China recorded a trade surplus of US$45.41 billion last month, exceeding expectations, customs said yesterday, but weaker export and import growth could be a worrisome sign for the world’s second-largest economy.
The trade surplus expanded 46.3 percent from the same month last year, exceeding market expectations for a US$42.3 billion surplus, according to a survey of 11 economists polled by the Wall Street Journal.
The surplus also widened from the US$31 billion recorded in September, though it was off the record US$49.8 billion for August, previous figures showed.
Exports jumped 11.6 percent year-on-year to US$206.87 billion last month, while imports rose 4.6 percent to US$161.46 billion, customs said.
“The trade surplus was driven by the contraction in growth of imports ... and export growth was not very strong. So the quality of the surplus was not very high,” Bank of Communications (交通銀行) Shanghai-based analyst Liu Xuezhi (劉學智) said.
Growth in exports — a key engine of China’s economy — slowed from a 15.3 percent year-on-year rise in September. Import growth remained weak last month, slowing from a 7 percent gain the previous month.
“Domestic demand is weak,” Liu said. “De-stocking this year has led to consumption of cement, coal, iron ore and other raw materials to decline, making demand for imports weak.”
China’s economy has faltered this year, hit by a deflating property bubble as well as a government crackdown on corruption and weak external demand from Europe.
The Chinese economy grew an annual 7.3 percent in the third quarter, the slowest in more than five years since the depths of the global financial crisis, dipping below the government’s target of around 7.5 percent for all of this year.

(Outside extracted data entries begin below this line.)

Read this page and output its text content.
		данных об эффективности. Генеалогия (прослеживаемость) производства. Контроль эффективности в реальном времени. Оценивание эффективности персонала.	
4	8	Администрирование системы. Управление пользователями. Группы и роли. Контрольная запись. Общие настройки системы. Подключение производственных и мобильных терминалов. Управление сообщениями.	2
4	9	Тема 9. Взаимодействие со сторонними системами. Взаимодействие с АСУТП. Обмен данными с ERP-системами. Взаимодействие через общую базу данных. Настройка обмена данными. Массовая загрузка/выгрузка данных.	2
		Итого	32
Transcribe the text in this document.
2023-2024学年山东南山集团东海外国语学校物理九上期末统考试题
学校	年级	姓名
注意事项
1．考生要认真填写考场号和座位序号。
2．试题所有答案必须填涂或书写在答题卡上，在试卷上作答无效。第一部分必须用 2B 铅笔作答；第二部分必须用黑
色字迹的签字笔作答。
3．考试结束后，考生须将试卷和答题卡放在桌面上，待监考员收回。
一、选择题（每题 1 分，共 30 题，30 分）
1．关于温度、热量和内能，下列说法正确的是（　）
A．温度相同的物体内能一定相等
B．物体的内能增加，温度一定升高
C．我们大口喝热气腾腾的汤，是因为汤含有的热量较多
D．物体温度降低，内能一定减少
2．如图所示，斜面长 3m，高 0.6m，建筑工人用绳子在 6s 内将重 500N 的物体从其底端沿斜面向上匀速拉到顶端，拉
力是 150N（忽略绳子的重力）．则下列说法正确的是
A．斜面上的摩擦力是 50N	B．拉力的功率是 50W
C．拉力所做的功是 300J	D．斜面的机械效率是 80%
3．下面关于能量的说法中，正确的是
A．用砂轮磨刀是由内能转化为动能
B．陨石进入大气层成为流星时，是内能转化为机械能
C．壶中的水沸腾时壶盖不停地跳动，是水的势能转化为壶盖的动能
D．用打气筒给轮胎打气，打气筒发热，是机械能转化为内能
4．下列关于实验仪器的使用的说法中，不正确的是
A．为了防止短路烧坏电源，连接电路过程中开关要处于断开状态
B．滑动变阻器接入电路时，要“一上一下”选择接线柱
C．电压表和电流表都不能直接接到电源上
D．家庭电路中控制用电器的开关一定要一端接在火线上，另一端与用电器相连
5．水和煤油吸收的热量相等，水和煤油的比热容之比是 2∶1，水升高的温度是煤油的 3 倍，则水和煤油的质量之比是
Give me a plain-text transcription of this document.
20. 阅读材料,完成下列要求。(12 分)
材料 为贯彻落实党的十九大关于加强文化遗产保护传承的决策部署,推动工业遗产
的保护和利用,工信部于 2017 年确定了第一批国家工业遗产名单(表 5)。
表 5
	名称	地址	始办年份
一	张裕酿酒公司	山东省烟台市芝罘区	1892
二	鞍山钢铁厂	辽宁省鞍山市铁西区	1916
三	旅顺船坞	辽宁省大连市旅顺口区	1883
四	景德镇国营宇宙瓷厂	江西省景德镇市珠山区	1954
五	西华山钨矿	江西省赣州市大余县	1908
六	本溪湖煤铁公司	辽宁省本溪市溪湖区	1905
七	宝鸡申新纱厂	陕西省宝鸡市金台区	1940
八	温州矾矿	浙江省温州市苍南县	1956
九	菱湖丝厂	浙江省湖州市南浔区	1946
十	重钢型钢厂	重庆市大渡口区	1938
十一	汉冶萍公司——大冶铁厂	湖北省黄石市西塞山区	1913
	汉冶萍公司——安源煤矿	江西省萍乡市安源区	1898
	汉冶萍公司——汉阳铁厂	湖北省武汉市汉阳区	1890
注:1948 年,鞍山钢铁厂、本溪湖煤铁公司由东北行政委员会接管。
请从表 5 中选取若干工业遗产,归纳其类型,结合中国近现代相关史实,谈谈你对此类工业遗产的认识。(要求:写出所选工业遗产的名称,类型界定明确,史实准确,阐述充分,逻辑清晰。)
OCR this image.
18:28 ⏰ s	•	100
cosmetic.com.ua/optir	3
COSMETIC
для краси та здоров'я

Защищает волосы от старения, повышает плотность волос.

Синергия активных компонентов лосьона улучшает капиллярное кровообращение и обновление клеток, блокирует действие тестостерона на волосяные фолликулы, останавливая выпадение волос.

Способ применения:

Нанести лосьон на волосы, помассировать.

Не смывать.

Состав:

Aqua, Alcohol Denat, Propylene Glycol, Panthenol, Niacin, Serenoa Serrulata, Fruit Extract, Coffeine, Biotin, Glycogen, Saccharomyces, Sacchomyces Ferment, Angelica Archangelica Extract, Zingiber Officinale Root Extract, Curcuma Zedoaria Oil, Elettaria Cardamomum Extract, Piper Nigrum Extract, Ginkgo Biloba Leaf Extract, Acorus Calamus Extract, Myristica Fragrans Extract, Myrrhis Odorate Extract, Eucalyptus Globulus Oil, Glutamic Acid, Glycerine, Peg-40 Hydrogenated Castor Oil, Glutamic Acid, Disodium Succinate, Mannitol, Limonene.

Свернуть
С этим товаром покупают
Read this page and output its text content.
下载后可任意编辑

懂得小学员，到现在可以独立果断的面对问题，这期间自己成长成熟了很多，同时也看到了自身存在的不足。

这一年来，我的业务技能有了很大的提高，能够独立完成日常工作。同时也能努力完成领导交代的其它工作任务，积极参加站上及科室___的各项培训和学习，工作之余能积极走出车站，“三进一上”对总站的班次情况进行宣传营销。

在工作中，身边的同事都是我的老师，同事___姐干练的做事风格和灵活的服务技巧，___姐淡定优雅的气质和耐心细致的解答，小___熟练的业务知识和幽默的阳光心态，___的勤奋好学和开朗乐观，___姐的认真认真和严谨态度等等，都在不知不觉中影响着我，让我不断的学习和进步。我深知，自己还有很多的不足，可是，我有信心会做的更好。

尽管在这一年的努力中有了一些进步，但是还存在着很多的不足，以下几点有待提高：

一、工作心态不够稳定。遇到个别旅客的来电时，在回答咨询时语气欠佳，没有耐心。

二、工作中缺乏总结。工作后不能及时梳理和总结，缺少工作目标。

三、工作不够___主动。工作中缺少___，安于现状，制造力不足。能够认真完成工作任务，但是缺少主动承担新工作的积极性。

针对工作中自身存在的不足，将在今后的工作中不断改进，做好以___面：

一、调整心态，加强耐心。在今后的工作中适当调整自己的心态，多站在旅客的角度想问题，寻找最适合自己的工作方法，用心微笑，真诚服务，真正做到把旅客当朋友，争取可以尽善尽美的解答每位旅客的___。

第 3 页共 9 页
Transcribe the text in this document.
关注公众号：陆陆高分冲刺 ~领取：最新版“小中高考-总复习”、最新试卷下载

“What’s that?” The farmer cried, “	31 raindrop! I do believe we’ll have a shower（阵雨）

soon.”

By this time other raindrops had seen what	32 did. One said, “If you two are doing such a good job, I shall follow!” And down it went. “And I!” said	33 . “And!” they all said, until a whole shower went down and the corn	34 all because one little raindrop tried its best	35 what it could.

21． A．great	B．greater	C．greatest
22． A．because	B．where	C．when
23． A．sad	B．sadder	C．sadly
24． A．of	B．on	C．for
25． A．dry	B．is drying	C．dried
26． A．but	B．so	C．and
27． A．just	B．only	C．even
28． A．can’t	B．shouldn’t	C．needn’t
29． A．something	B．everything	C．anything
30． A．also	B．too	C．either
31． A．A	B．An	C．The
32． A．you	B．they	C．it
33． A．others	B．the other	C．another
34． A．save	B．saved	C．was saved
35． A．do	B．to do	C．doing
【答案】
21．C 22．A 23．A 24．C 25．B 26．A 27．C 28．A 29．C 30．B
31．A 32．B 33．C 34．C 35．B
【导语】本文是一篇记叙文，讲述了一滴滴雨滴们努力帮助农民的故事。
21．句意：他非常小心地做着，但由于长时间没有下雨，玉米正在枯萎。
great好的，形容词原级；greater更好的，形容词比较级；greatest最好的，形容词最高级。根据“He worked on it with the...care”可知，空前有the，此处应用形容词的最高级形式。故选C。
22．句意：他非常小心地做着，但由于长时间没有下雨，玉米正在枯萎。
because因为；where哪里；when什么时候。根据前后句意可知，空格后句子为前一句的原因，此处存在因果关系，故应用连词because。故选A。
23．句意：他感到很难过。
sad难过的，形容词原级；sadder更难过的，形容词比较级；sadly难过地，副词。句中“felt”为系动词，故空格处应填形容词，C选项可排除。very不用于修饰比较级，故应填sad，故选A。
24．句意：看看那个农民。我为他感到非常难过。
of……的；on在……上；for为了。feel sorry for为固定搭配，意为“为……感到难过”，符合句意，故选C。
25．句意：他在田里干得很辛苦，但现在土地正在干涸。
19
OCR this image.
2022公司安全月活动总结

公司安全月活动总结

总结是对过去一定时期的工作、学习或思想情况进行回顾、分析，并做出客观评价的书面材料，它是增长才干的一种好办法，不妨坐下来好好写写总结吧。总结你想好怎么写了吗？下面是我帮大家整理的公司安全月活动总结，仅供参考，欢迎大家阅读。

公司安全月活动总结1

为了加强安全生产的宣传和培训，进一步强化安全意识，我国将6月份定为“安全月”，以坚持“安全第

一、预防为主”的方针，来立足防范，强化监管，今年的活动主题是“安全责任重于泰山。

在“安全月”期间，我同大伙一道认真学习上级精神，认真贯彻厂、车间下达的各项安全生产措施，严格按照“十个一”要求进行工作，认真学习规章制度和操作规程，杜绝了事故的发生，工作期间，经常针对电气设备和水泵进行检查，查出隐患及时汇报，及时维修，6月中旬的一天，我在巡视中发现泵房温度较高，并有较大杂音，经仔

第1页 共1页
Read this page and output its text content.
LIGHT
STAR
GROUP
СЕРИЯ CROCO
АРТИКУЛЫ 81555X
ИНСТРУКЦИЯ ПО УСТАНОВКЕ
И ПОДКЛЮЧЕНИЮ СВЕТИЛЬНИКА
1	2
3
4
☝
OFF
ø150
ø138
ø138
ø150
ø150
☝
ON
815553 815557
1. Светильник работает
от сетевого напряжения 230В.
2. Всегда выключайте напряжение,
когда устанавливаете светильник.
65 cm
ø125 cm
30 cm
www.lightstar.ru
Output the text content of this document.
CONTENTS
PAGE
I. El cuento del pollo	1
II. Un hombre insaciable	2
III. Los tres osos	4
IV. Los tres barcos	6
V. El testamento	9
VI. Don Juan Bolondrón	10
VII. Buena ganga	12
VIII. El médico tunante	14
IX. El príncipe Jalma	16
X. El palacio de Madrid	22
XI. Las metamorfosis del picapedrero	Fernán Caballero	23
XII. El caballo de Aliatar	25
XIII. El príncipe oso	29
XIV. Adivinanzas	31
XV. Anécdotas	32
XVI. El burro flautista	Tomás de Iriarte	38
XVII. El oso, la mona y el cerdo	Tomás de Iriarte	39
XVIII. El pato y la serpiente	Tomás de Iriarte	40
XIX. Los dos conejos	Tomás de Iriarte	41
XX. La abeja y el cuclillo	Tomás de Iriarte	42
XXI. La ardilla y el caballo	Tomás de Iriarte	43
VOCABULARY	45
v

Separately, China has agreed to soften its push for a vast new Asia-Pacific free trade agreement in the face of resistance from the US, which is promoting its own regional trade pact, a report said yesterday.
Beijing, which is hosting an annual gathering of Asia-Pacific leaders, has acquiesced to toned-down treatment in a final summit communique on its favored Free Trade Area of the Asia-Pacific (FTAAP), according to the South China Morning Post newspaper.
China’s promotion of the FTAAP — and the narrative of Sino-US rivalry on the issue — had loomed as a major agenda item for the APEC forum meeting.
APEC officials have said the meeting would conclude with a call for a “strategic study” on FTAAP.
However, FTAAP would only be mentioned in an annex to the final communique and would be downgraded from being called a “feasibility” study, with a target date of 2025 also dropped, the newspaper said citing a US official close to the talks.
It quoted an unnamed Chinese official calling it a compromise by Beijing.
The US has been trying to secure agreement on a Trans-Pacific Partnership (TPP), a grouping of 12 nations including Japan, Australia, Malaysia and Mexico.
All 12 also belong to the 21-member APEC.
However, the TPP notably excludes China, which is now the world’s second-largest economy following the US, and is increasingly pushing for a greater say in world trade and economic architecture.
Some Chinese analysts have viewed the US-backed TPP as a way to thwart the FTAAP and thus counter Beijing’s growing influence in the region — concerns Washington has dismissed.
The Chinese official said Washington had insisted on holding TPP talks on the sidelines of APEC, but had eventually agreed to keep such efforts low-profile.